Fracture: A break in a rock formation due to structural stresses; e.g. faults, shears, joints, and planes of fracture cleavage.
Free Product: A petroleum hydrocarbon in the liquid free or non aqueous phase. (See: non-aqueous phase liquid.)
Freeboard: 1. Vertical distance from the normal water surface to the top of a confining wall. 2. Vertical distance from the sand surface to the underside of a trough in a sand filter.
Fresh Water: Water that generally contains less than 1,000 milligrams-per-liter of dissolved solids.
Friable: Capable of being crumbled, pulverized, or reduced to powder by hand pressure.
Friable Asbestos: Any material containing more than one-percent asbestos, and that can be crumbled or reduced to powder by hand pressure. (May include previously non-friable material which becomes broken or damaged by mechanical force.)
Fuel Cells: A fuel cell is an electrochemical conversion device. It produces electricity from various external quantities of fuel (on the anode side) and an oxidant (on the cathode side). These react in the presence of an electrolyte. Generally, the reactants flow in and reaction products flow out while the electrolyte remains in the cell. Fuel cells can operate virtually continuously as long as the necessary flows are maintained.

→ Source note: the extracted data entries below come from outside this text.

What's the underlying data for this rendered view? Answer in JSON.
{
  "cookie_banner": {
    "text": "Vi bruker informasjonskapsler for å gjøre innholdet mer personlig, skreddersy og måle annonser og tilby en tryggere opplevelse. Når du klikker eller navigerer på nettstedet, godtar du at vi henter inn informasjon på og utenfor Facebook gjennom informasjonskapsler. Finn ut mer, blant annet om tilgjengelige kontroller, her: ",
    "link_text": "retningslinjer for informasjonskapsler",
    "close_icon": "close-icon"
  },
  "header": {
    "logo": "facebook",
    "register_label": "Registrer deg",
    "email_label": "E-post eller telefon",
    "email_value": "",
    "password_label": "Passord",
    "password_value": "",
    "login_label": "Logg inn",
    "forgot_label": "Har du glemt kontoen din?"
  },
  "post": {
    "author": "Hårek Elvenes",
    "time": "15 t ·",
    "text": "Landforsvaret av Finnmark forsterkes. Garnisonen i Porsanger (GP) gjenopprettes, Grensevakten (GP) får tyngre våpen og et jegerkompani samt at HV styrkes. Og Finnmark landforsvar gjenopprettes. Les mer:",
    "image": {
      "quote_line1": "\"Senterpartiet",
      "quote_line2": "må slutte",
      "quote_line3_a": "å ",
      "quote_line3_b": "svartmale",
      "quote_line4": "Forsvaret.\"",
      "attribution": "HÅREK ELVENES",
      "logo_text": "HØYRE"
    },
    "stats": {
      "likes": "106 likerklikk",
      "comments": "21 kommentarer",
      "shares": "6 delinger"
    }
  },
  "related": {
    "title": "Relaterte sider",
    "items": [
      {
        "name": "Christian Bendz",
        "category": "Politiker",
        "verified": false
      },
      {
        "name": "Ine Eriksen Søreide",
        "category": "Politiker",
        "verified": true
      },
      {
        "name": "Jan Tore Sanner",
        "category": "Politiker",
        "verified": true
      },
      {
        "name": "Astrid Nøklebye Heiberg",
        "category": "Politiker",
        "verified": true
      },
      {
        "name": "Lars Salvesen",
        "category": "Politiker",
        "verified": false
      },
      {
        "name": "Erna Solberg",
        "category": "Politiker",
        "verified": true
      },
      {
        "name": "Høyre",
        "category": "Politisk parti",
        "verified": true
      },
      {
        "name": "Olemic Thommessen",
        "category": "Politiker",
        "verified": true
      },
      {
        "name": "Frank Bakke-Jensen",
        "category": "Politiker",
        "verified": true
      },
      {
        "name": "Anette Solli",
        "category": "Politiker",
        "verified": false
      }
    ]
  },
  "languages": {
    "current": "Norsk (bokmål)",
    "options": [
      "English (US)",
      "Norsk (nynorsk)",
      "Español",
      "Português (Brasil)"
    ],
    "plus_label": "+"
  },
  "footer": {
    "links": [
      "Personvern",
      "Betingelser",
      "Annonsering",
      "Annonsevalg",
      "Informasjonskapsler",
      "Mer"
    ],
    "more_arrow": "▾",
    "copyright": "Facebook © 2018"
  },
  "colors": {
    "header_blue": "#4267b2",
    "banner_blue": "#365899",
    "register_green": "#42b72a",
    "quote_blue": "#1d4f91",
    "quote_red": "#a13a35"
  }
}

Fuel cells are different from batteries in that they consume reactant, which must be replenished, whereas batteries store electrical energy chemically in a closed system. Additionally, while the electrodes within a battery react and change as a battery is charged or discharged, a fuel cell's electrodes are catalytic and relatively stable.
Many combinations of fuel and oxidant are possible. A hydrogen cell uses hydrogen as fuel and oxygen as oxidant. Other fuels include hydrocarbons and alcohols. Other oxidants include air, chlorine and chlorine dioxide.
Fuel Economy Standard: The Corporate Average Fuel Economy Standard (CAFE) effective in 1978. It enhanced the national fuel conservation effort imposing a miles-per-gallon floor for motor vehicles.
Fuel Efficiency: The proportion of energy released by fuel combustion that is converted into useful energy
Fuel Switching: 1. A precombustion process whereby a low-sulfur coal is used in place of a higher sulfur coal in a power plant to reduce sulfur dioxide emissions. 2. Illegally using leaded gasoline in a motor vehicle designed to use only unleaded.
Fugitive Emissions: Emissions not caught by a capture system.
Fume: Tiny particles trapped in vapor in a gas stream.
Fumigant: A pesticide vaporized to kill pests. Used in buildings and greenhouses.
Functional Equivalent: Term used to describe EPA's decision-making process and its relationship to the environmental review conducted under the National Environmental Policy Act (NEPA). A review is considered functionally equivalent when it addresses the substantive components of a NEPA review.
Fungicide: Pesticides which are used to control, deter, or destroy fungi.
Fungistat: A chemical that keeps fungi from growing.
Fungus (Fungi): Molds, mildews, yeasts, mushrooms, and puffballs, a group of organisms lacking in chlorophyll (i.e. are not photosynthetic) and which are usually non-mobile, filamentous, and multicellular. Some grow in soil, others attach themselves to decaying trees and other plants whence they obtain nutrients. Some are pathogens, others stabilize sewage and digest composted waste.
Furrow Irrigation: Irrigation method in which water travels through the field by means of small channels between each groups of rows.
Future Liability: Refers to potentially responsible parties' obligations to pay for additional response activities beyond those specified in the Record of Decision or Consent Decree.